Pazar günü de eşimin tarafından 3 aile toplandık, Koşuyolundaki Adile Sultan Kasrına gittik.. Ben küçükken Ayfer teyzelerle gittiğimizi hatırlıyorum. 5 yıl süren tadilatı biten bina, yine öğretmen evi olarak kullanılıyor. 24 Kasım'da açılışı yapılmış.Hababam Sınıfı filmlerinin çekildiği mekanda henüz yemek salonu açılmamış ama İstanbul temalı olduğunu düşündüğüm bir sergi vardı. Resimlerin fotoğraflarını çekmek isterdim ama bir şekil hırsızlıkmış gibi geldiği için vazgeçtim. İstanbul'un göbeğinde böyle güzel ve büyük bir yeşillik alan bulunması çok büyük bir şans. Validebağ hastanesi ve Validebağ Mustafa Necati huzurevi var içinde. Emekli öğretmenler için bir huzur eviymiş. ... Etrafı orman..


Hastane tarafında gezerken Akciger Hastalıkları Servisi tabelasının doğrudan orman yolunu gösteriyor olması çok manidar geldi :) Temiz hava temiz ciğerler.. 
Biz orada akrabalardan ayrılıp alışverişe ve oradan da evimize dönmek üzere yola çıktık.. Eve dönerken benim de aklıma diş buğdayı için yapacaklarım düştü.. bebekle yapılacak kolay ama zengin bir menü oluşturmalıyım...

25 Kas 2010

Yeni Kapıya Yeni Süs

     

Sevgili 10marifet.org ahalisinin kapı çelenklerine baktım baktım, Yeni eve yeni bir süs lazım dedim.Tabi taşınma telaşında materyal eksiğim çoktu.Gazete kağıdım bile yoktu ama neyseki komşum yetişti imdadıma. Bir sabah benim mutfağın ortasına çöktük, gazeteleri şekillendirdik,bantladık.Simitleri hazırladık,sıcak sıcak..
Ahaliden takip ederken güldüğüm hareket bizde de es geçilmedi va tabi ki simit kafalarımıza geçti.. Akşam üzeri benim kurtlarım kaynadı, işe giriştim. Önce simitleri renklendirmeliydim. Bantlı simit boya tutmayacağı için en pratik olanı seçtim ve tekrar bir kat gazete kağıdı sardım.görünmeyecek yerlerden bantladım,sonra da en sevdiğim boyayla çıktım karşısına..Tabi ki ayakkabı boyası.. Siyahla başladım işe.

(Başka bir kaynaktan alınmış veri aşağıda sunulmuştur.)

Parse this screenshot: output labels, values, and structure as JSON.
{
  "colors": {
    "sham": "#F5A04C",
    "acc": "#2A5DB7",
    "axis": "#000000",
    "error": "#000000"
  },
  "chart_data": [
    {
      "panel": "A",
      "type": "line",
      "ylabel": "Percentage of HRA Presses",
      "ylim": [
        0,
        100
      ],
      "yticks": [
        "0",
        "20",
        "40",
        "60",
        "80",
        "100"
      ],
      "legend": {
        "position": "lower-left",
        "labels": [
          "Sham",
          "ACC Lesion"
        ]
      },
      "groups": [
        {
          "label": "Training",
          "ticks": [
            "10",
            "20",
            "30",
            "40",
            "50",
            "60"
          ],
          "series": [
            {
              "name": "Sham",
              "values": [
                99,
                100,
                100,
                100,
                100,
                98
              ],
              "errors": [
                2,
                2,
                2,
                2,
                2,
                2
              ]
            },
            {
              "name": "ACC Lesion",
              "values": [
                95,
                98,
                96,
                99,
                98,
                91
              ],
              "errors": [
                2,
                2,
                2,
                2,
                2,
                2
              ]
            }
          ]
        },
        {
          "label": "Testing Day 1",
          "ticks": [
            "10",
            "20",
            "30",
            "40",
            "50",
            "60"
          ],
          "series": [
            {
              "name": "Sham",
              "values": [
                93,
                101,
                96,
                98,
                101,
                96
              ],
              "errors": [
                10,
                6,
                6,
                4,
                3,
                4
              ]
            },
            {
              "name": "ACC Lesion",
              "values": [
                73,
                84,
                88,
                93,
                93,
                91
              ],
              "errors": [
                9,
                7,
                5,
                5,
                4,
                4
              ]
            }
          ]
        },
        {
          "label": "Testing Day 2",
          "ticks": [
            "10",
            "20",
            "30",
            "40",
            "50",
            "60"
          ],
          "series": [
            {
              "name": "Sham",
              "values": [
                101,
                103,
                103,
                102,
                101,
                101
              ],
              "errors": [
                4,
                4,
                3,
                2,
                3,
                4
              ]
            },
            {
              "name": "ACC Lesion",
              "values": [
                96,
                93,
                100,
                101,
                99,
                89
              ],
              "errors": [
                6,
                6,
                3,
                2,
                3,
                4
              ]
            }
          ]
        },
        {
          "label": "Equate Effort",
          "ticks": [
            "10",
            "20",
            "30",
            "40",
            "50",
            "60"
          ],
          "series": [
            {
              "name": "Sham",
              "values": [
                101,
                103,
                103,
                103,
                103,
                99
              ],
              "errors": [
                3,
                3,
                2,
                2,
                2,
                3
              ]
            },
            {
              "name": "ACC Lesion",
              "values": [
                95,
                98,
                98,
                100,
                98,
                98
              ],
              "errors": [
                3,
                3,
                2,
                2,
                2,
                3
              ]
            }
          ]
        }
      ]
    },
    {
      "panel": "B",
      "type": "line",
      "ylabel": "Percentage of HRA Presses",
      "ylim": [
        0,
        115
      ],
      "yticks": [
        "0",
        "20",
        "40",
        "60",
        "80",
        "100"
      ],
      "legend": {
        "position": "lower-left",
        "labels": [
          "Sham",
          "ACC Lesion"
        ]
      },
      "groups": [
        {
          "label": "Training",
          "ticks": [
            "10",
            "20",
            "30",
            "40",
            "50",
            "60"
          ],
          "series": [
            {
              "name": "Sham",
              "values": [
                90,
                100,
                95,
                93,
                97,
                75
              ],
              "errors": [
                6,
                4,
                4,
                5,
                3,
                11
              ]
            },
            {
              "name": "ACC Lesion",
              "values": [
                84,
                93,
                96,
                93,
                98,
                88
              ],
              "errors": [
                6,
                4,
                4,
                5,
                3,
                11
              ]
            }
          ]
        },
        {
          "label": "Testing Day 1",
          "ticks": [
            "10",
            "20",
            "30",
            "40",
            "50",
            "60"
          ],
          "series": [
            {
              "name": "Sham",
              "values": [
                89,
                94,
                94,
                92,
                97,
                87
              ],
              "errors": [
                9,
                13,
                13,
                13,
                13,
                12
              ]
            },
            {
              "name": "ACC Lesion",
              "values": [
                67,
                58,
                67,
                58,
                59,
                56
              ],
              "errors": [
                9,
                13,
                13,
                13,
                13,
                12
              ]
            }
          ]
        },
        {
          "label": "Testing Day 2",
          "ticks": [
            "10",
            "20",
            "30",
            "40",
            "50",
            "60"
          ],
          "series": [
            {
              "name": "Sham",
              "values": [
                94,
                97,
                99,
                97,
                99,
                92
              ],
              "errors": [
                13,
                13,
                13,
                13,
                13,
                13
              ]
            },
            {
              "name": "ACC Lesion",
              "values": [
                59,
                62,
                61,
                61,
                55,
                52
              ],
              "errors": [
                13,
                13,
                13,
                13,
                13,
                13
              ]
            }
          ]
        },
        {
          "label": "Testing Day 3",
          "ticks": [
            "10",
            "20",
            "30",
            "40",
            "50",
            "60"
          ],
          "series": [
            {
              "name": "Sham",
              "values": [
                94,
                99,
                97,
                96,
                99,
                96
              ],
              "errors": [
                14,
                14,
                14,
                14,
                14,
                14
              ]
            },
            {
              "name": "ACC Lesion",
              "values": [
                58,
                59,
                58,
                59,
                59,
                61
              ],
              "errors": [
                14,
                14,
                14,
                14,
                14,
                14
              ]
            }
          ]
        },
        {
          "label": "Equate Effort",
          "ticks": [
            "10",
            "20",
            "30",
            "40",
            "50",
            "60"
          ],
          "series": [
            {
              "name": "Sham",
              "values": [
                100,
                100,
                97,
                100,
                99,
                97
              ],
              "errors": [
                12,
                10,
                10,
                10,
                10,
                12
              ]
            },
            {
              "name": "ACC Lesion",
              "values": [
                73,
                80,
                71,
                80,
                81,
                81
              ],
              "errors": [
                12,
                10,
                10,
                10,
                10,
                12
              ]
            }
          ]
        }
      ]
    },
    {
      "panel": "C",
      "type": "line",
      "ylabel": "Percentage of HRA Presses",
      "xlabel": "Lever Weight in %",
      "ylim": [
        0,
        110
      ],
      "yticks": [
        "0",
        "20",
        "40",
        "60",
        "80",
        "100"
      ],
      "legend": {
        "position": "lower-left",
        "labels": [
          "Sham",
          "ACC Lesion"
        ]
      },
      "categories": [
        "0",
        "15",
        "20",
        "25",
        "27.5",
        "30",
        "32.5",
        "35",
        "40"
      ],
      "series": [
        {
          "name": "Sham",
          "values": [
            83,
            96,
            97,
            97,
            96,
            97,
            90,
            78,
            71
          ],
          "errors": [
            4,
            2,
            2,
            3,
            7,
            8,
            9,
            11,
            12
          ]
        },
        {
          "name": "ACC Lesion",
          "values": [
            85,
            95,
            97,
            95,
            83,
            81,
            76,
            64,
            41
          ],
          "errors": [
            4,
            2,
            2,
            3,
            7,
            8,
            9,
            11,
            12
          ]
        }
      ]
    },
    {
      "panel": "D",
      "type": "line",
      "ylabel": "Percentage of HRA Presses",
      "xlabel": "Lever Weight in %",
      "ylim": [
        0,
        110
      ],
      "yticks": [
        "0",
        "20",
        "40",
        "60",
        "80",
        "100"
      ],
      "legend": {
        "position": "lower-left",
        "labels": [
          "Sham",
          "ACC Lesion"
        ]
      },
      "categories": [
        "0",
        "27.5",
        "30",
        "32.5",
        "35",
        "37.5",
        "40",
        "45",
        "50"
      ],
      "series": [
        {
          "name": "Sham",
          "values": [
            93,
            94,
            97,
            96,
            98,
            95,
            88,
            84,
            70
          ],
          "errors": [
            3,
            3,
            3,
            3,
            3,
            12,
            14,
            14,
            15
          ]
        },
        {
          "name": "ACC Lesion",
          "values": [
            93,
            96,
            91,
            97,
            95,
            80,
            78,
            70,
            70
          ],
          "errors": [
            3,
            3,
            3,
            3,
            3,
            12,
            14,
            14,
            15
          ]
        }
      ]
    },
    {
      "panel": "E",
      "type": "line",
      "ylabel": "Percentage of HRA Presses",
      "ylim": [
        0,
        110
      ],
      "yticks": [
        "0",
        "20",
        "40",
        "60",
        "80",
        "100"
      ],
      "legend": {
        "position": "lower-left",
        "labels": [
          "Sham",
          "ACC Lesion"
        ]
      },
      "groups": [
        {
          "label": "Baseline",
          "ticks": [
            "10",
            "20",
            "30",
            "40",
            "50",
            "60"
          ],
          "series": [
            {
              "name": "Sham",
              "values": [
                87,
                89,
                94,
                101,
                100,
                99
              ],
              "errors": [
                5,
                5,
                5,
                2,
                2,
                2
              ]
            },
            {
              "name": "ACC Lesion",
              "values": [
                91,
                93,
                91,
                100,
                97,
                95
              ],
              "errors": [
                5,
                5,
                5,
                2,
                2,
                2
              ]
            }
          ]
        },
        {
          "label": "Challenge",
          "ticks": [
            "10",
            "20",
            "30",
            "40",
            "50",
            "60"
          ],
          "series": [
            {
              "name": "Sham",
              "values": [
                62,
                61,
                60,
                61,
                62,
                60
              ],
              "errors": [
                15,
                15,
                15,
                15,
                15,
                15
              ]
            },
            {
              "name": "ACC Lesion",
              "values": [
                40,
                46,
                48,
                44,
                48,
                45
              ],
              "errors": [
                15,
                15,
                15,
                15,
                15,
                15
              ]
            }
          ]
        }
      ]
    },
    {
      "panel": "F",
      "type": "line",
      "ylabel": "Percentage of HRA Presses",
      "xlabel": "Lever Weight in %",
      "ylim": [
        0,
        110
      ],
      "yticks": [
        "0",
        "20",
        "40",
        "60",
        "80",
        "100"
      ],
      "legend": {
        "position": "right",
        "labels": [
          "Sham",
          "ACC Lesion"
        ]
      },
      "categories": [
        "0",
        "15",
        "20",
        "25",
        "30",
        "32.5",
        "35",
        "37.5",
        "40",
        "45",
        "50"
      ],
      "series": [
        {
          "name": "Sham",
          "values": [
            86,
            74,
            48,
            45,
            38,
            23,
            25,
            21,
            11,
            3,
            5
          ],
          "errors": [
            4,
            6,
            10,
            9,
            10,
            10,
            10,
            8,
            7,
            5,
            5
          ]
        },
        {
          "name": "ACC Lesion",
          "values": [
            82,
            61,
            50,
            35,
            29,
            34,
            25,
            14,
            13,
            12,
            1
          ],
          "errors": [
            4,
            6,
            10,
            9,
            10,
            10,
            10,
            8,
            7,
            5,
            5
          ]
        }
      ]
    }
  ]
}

Gazete boyandığında kağıt nemlendiği için kuruması biraz zaman aldı ama benim bebeğim sayesinde zaman nasıl geçti bilemedim:)  
                                



Bu arada ben de çiçekleri yapmaya başladım. Kızın bebek şekerlerinden kalan parçalar içime yaradı.Bir de  mutfak bezleri tabi ki... Ortalık savaş alanına döndükçe benim de kafam çalışmaya başladı. İnsan yaptıkça açılıyor demek ki...
Feray'a da yapmak lazım ama karşılıklı iki kapıda aynısı olmaz ki.. Değişiklik şart...Biri siyahsa diğeri de kahverengi olur dedim ve sonra kahverengi çok romantik geldi gözüme.. Romantik sonbahar kapı süsü böylece ortaya çıkmaya başladı.. 

 



Bu siyah simit çok büyük diyerek kocacım hevesimi kırar gibi oldu ama tabi ki benden kaçmadı, simit dediğin nedir, bir lokmada yenir dedim, yenisini yaptım :)




Yerleştirme aşamasında boyanan gazete kağıtları gözüme güzel görünmedi , kurdeleyle biraz hareket katmak istedim ama bence son halleri bile biraz eksik..Daha gösterişli albenili olsalar daha iyi olurdu.. Tabana biraz organze,tül, şifon mu istiyor dersiniz?